Monday, September 27, 2004

It's not what the West does or doesn't do that infuriates the Muslim world's fanatics…

Paul Greenberg on the Nature of Terror:
Those two French journalists are still missing in Iraq, where they're being held by still another band of terrorists. Following Spain's lead after Madrid's rail system was bombed and scores of innocents killed, the French will now doubtless seek to appease the kidnappers by announcing that French troops will be withdrawn from Iraq at once.

Oops. Unlike the Spanish, the French never sent any troops to Iraq in the first place. There are none there to withdraw.

Indeed, the French have done their best to undermine coalition efforts in Iraq. So why would these terrorists do anything to embarrass France?

Even to ask such a question is to misunderstand the nature of terrorism. It is to assume that terrorists need a reason to terrorize.

If terrorists were rational, of course French citizens would be immune to such attacks. Few countries were as supportive of Saddam Hussein's regime as France. It was one of Saddam Hussein's major trading partners, money lenders, and arms suppliers, even building him a nuclear reactor — the one the Israelis took out in 1981. French officials helped undermine the economic sanctions against Saddam's regime, and they played a leading role in the United Nations' oil-for-food scam. Even after that regime was toppled and Saddam himself jailed, the French have held back from the coalition trying to build a stable, democratic Iraq.

What could these kidnappers demand that the French have not freely given them? To quote the New York Times' correspondent in Paris, who sounds as if she's got this thing figured out, "what animates the French and their Islamic adversaries is not a battle over the future of Iraq. The Muslim militants make no distinctions in their war against the West."

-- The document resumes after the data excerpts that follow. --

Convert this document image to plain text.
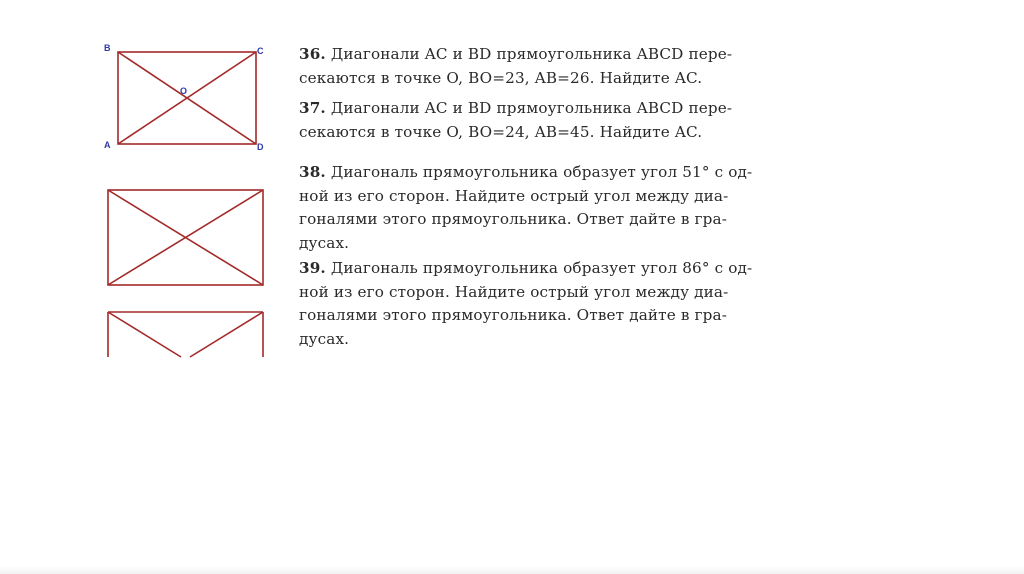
B	C
A	D
O

36. Диагонали AC и BD прямоугольника ABCD пере-
секаются в точке O, BO=23, AB=26. Найдите AC.

37. Диагонали AC и BD прямоугольника ABCD пере-
секаются в точке O, BO=24, AB=45. Найдите AC.

38. Диагональ прямоугольника образует угол 51° с од-
ной из его сторон. Найдите острый угол между диа-
гоналями этого прямоугольника. Ответ дайте в гра-
дусах.

39. Диагональ прямоугольника образует угол 86° с од-
ной из его сторон. Найдите острый угол между диа-
гоналями этого прямоугольника. Ответ дайте в гра-
дусах.
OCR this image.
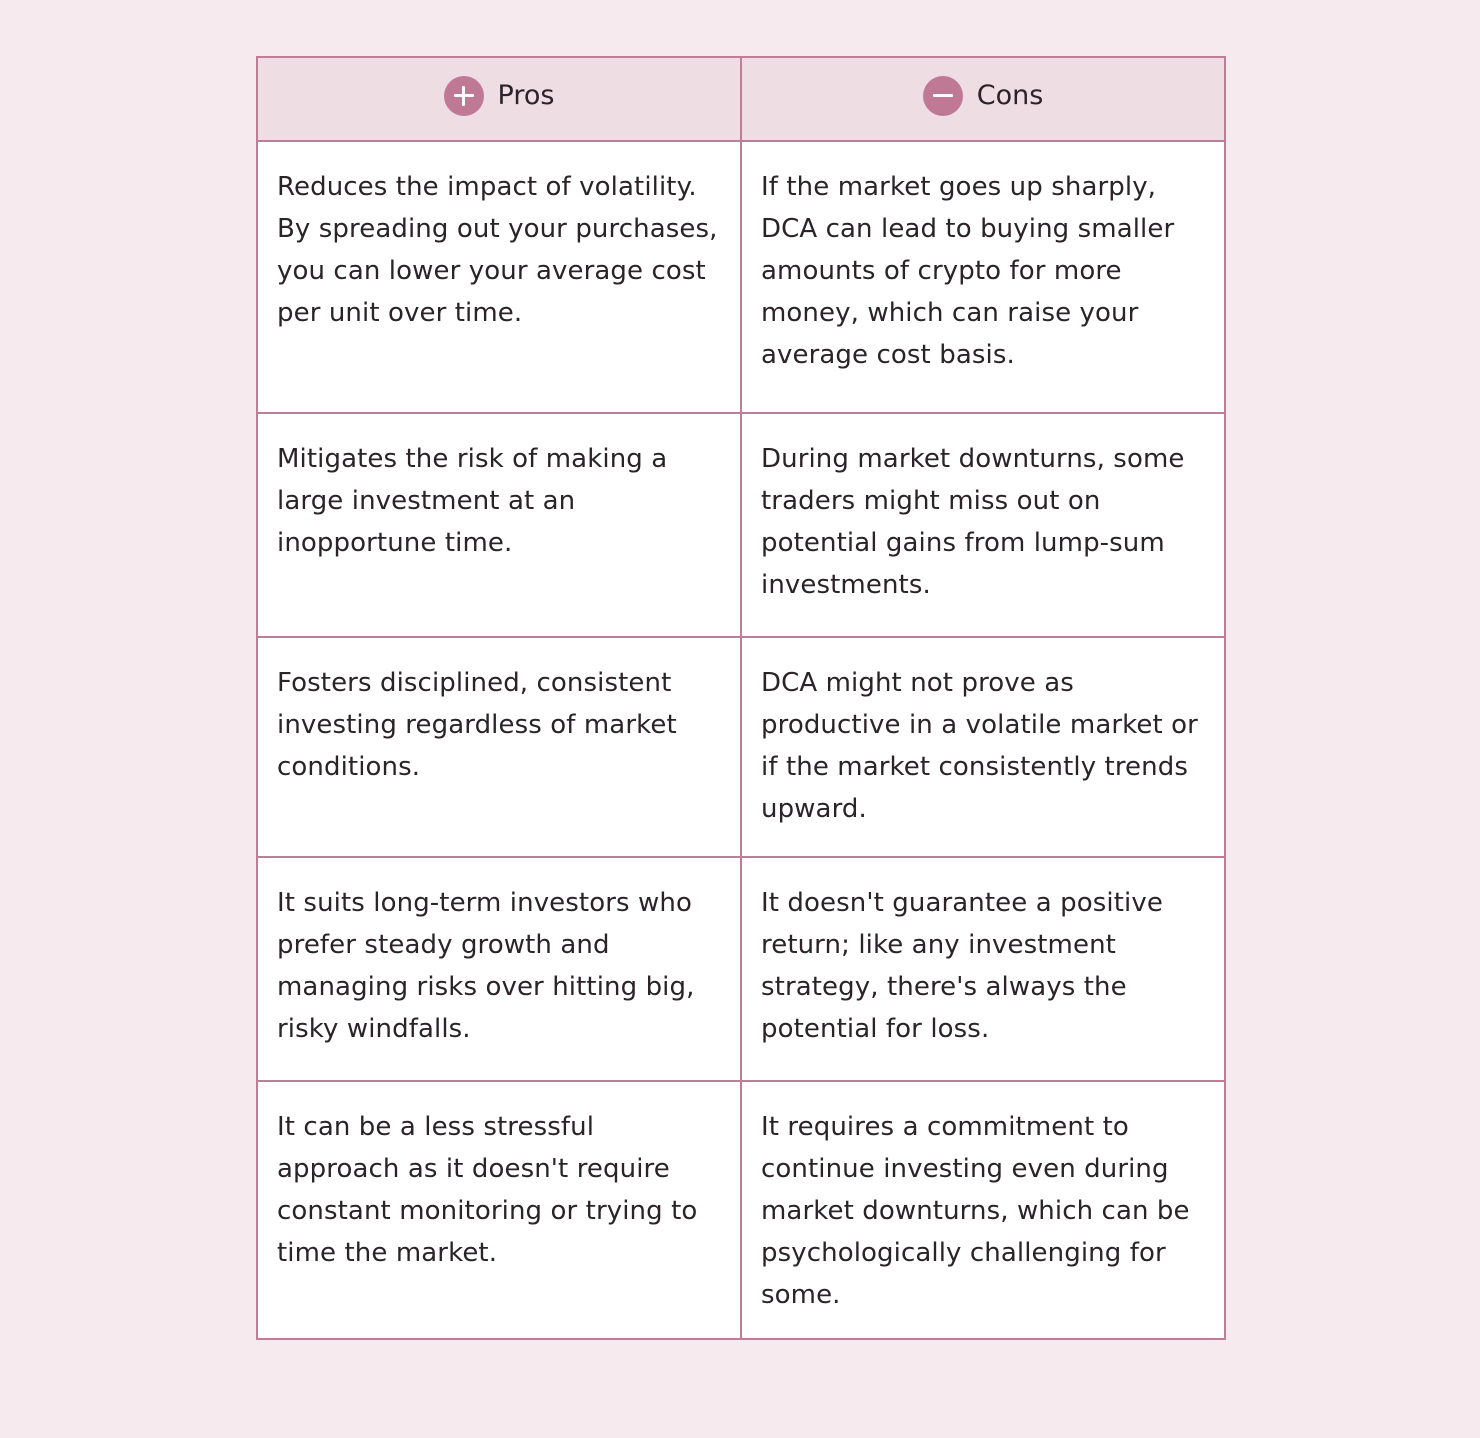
Pros	Cons

Reduces the impact of volatility. By spreading out your purchases, you can lower your average cost per unit over time.	If the market goes up sharply, DCA can lead to buying smaller amounts of crypto for more money, which can raise your average cost basis.
Mitigates the risk of making a large investment at an inopportune time.	During market downturns, some traders might miss out on potential gains from lump-sum investments.
Fosters disciplined, consistent investing regardless of market conditions.	DCA might not prove as productive in a volatile market or if the market consistently trends upward.
It suits long-term investors who prefer steady growth and managing risks over hitting big, risky windfalls.	It doesn't guarantee a positive return; like any investment strategy, there's always the potential for loss.
It can be a less stressful approach as it doesn't require constant monitoring or trying to time the market.	It requires a commitment to continue investing even during market downturns, which can be psychologically challenging for some.
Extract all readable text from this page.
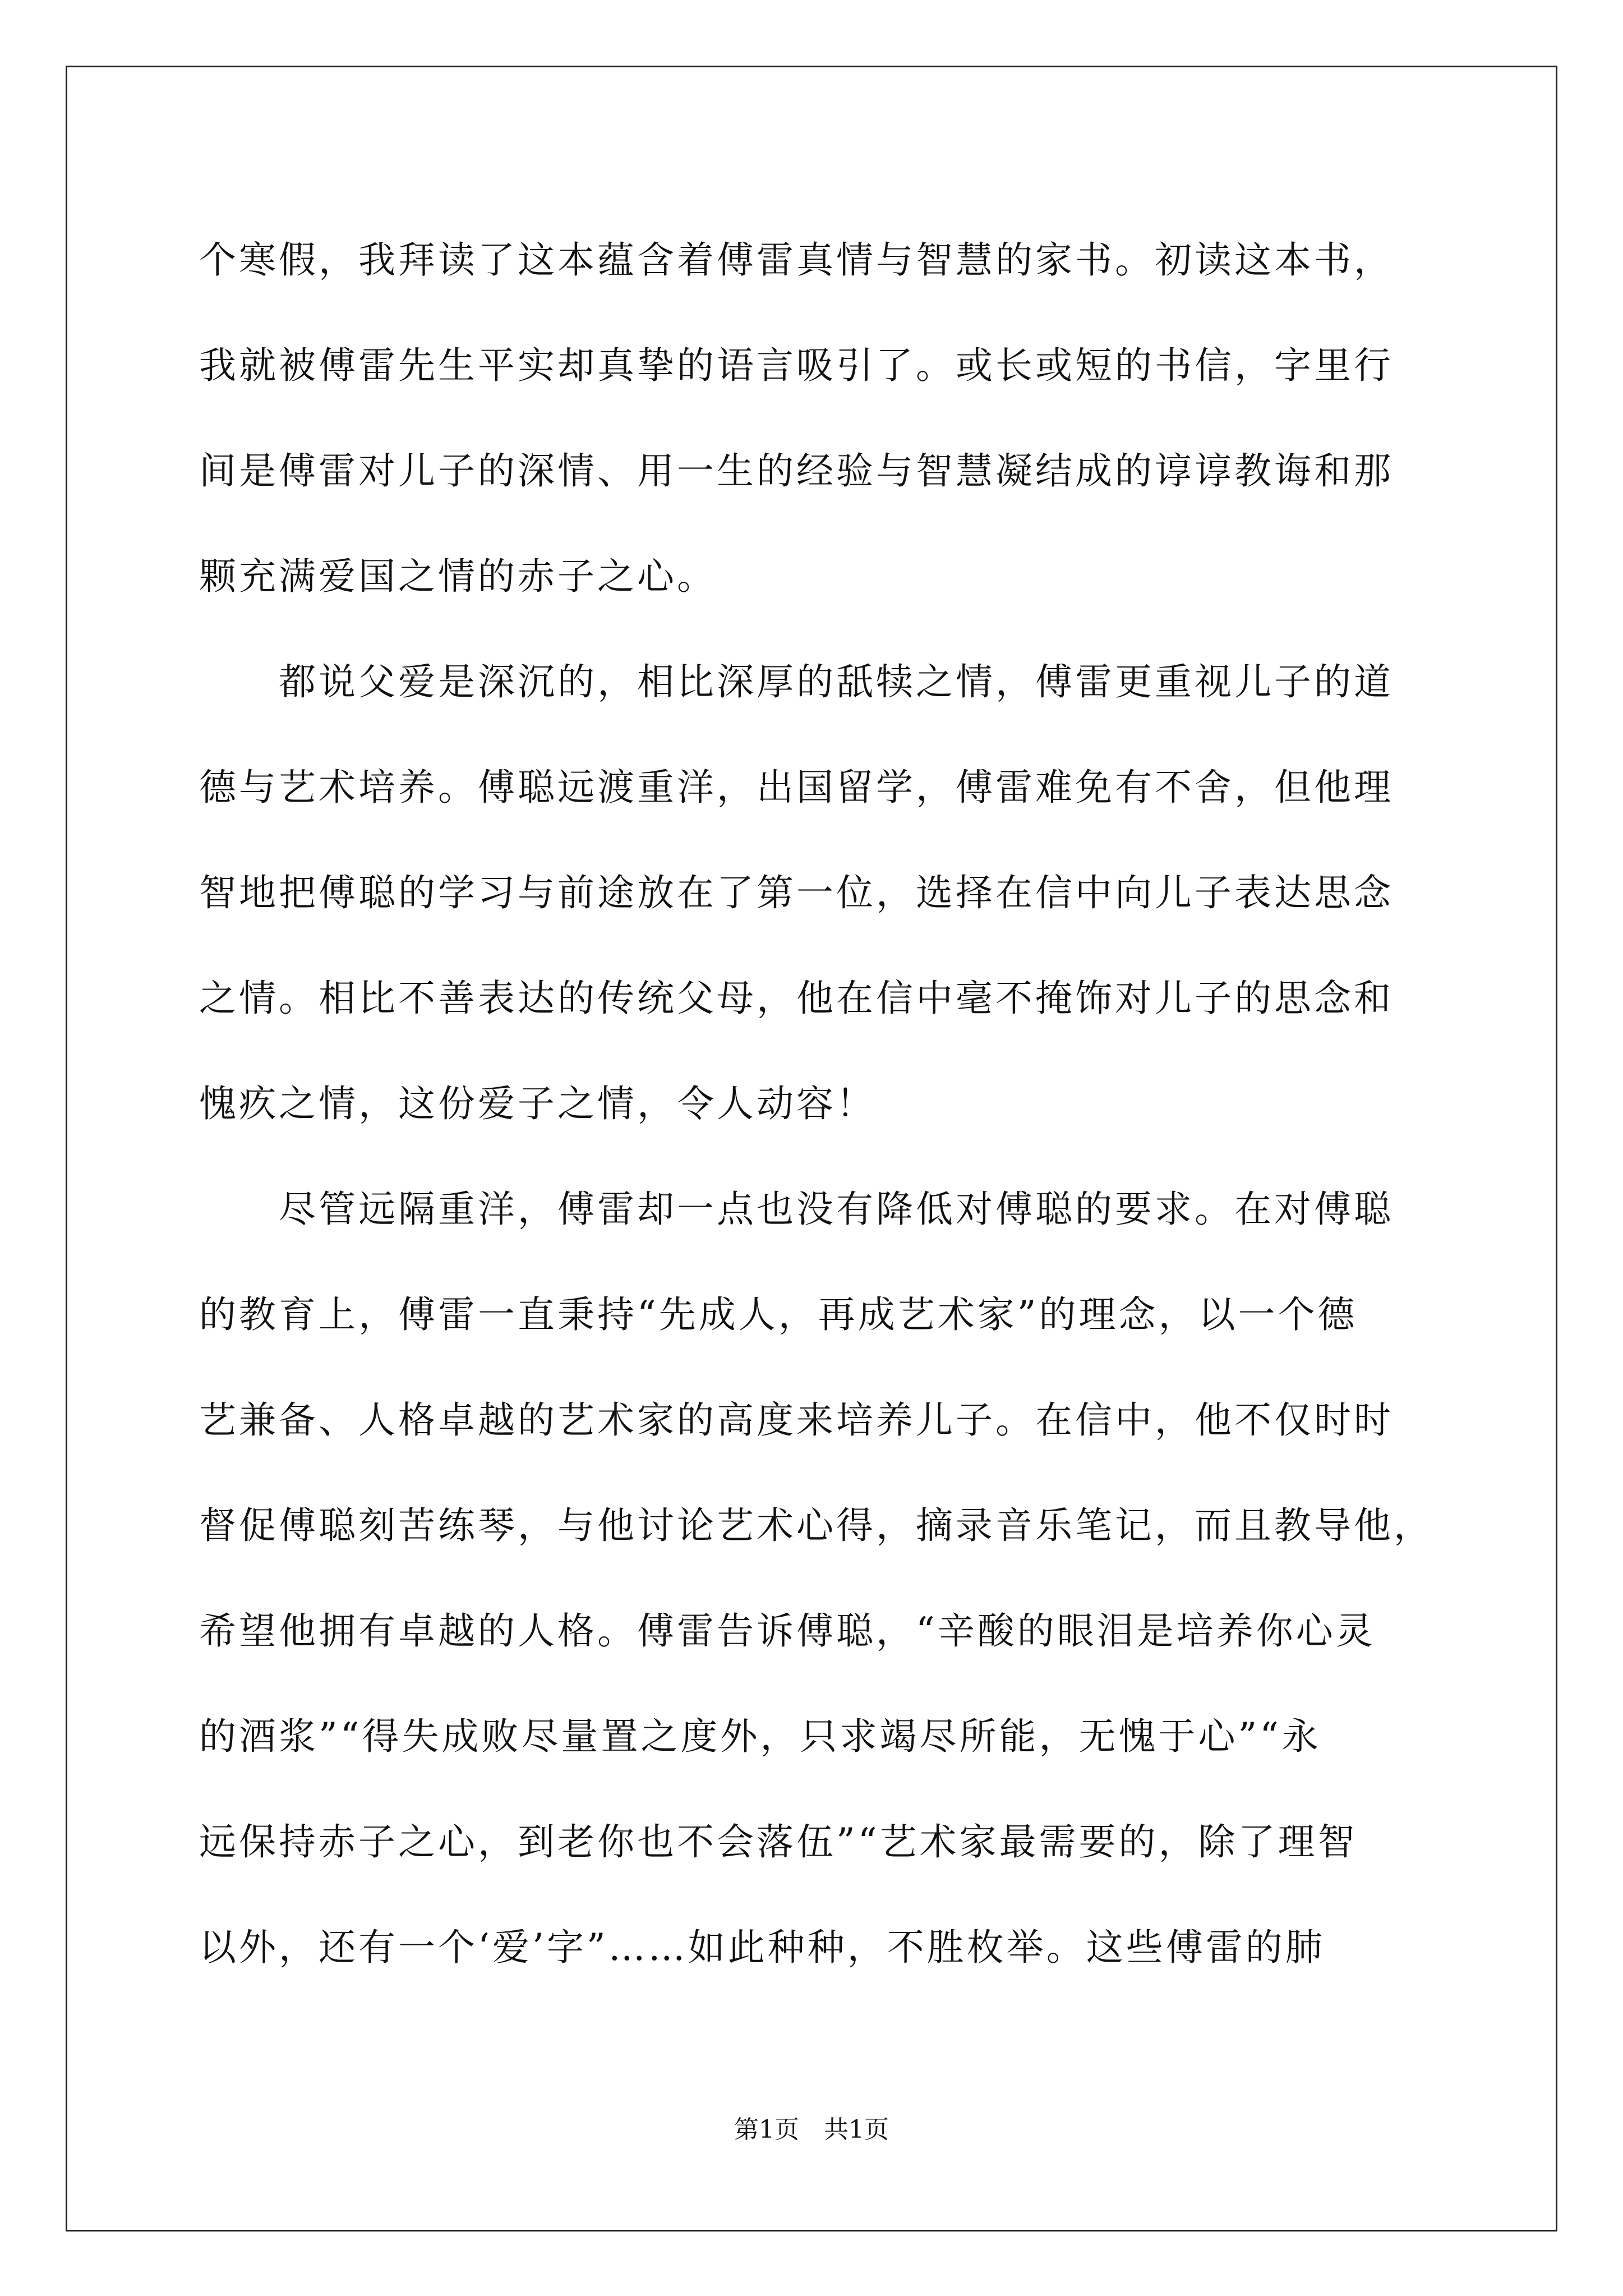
个寒假，我拜读了这本蕴含着傅雷真情与智慧的家书。初读这本书，
我就被傅雷先生平实却真挚的语言吸引了。或长或短的书信，字里行
间是傅雷对儿子的深情、用一生的经验与智慧凝结成的谆谆教诲和那
颗充满爱国之情的赤子之心。
　　都说父爱是深沉的，相比深厚的舐犊之情，傅雷更重视儿子的道
德与艺术培养。傅聪远渡重洋，出国留学，傅雷难免有不舍，但他理
智地把傅聪的学习与前途放在了第一位，选择在信中向儿子表达思念
之情。相比不善表达的传统父母，他在信中毫不掩饰对儿子的思念和
愧疚之情，这份爱子之情，令人动容！
　　尽管远隔重洋，傅雷却一点也没有降低对傅聪的要求。在对傅聪
的教育上，傅雷一直秉持“先成人，再成艺术家”的理念，以一个德
艺兼备、人格卓越的艺术家的高度来培养儿子。在信中，他不仅时时
督促傅聪刻苦练琴，与他讨论艺术心得，摘录音乐笔记，而且教导他，
希望他拥有卓越的人格。傅雷告诉傅聪，“辛酸的眼泪是培养你心灵
的酒浆”“得失成败尽量置之度外，只求竭尽所能，无愧于心”“永
远保持赤子之心，到老你也不会落伍”“艺术家最需要的，除了理智
以外，还有一个‘爱’字”……如此种种，不胜枚举。这些傅雷的肺
第1页　共1页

…Whether in Baghdad or Beslan, there doesn't have to be any reason for the terrorists to act, only victims ready to be slaughtered. In a part of the world where fanaticism rules, the most fanatic tend to win out, and so the pressure is on to commit ever more outrageous atrocities.

By now suicide bombings have become old hat. So we get attacks on schools full of children and beheadings in front of the cameras. Each new outrage trumps the last in this grisly competition for the allegiance of the hate-filled street. Every time you believe terrorists have done the unthinkable, they think of something else.

The moral of the story: It's not what the West does or doesn't do, or any policy it does or doesn't adopt, that infuriates the Muslim world's fanatics, but that the West dares exist. Which is why France, a nation that has opposed American policy in Iraq, is still considered fair prey. [Emphasis added]

…Yes, the kidnapping of the French journalists, and the wide variety of responses to it, offer all kinds of lessons about where appeasement leads, but it's unlikely Paris will learn them. In charming, picturesque Old Europe, it's still 1938.

(Thanks to Joe N)

For some reason, what Paul Greenberg said about Muslim fanatics reminds me, in turn, of what Pascal Bruckner said about a group of knee-jerk critics in Europe: for them, “the worst crime of [a dictator like] Milosevic … can never equal the fundamental crime of America — simply existing”.

(Or, extrapolating in order to paraphrase Greenberg: The moral of the story: It's not what the United States does or doesn't do, or any policy it does or doesn't adopt, that infuriates the European world's humanists, but that the United States dares exist.)